National Cancer Institute المعهد القومي للأورام
- Type: Public
- Established: 1969
- Parent institution: Cairo University
- Dean: Prof. Dr. Mohamed Abdelmoaty Samra
- Address: Kasr Al Eini Street, Fom El Khalig, Cairo - Egypt, Cairo, Egypt
- Campus: Cairo
- Website: www.NCI.cu.edu.eg

= National Cancer Institute (Egypt) =

The National Cancer Institute of Egypt (Arabic : المعهد القومي للأورام) is an organization dedicated to treatment, management and developing a cure to cancer.

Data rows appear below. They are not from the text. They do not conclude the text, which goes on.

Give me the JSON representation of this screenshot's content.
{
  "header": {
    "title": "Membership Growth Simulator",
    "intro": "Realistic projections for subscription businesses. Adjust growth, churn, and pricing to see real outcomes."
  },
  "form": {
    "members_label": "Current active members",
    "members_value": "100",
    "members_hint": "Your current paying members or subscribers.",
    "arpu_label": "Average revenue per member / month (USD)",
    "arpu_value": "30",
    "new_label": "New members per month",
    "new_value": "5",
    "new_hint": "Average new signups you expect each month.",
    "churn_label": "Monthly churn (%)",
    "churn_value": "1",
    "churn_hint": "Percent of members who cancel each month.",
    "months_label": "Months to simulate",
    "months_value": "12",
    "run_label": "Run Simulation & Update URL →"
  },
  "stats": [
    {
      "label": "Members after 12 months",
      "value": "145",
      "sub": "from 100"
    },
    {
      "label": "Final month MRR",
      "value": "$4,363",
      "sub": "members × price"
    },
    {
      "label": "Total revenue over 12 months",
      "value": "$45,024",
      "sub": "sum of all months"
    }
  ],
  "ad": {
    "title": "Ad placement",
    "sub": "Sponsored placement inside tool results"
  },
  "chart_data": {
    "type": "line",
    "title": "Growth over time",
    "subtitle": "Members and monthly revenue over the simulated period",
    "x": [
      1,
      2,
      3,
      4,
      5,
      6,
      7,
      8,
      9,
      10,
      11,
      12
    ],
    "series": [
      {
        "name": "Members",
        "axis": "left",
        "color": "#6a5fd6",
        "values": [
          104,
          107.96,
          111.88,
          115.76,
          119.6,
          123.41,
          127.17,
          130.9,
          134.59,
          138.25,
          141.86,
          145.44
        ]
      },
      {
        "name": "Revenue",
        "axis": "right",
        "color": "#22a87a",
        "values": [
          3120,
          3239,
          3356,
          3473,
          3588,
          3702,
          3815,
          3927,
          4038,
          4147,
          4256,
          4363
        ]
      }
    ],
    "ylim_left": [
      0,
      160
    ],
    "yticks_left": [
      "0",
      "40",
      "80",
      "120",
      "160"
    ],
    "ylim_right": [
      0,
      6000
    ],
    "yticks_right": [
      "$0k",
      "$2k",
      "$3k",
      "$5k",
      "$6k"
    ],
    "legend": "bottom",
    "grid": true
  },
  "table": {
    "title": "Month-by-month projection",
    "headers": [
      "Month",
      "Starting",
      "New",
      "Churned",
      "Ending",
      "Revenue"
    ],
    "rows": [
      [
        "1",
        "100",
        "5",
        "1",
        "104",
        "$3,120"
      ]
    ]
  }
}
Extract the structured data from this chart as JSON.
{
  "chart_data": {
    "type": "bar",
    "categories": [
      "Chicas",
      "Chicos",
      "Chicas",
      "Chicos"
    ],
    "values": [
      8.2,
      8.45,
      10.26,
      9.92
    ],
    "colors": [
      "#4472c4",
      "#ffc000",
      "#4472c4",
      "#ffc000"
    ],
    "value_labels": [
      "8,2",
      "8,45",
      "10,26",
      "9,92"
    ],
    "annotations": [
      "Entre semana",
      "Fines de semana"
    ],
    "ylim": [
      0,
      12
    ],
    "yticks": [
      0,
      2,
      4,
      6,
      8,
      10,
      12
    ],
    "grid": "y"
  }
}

== Breast Cancer Hospital ==
Breast Cancer Hospital located in the first settlement. A suburb in New Cairo, is affiliated with the National Cancer Institute, Cairo University. The building was allocated by the state in 2010 after an increase in the number of women attending the institute, the process of operating and receiving patients began in 2013 to specialize in "Breast tumors, Radiation therapy and Mammography”. The hospital receives more than 250 patients per day and includes 80 beds, 3 operating rooms, intensive care beds. The hospital provides its services to all patients free of charge and receives all cases from all governorates at any stage of treatment.

==NCI Journal (JENCI)==
Produced and hosted on behalf of the National Cancer Institute, Cairo University, the Journal of the Egyptian National Cancer Institute aims at publishing original articles related to all fields of cancer in order to disperse up-to-date information to all medical personnel interested the cancer-related fields such as basic, applied and clinical cancer research.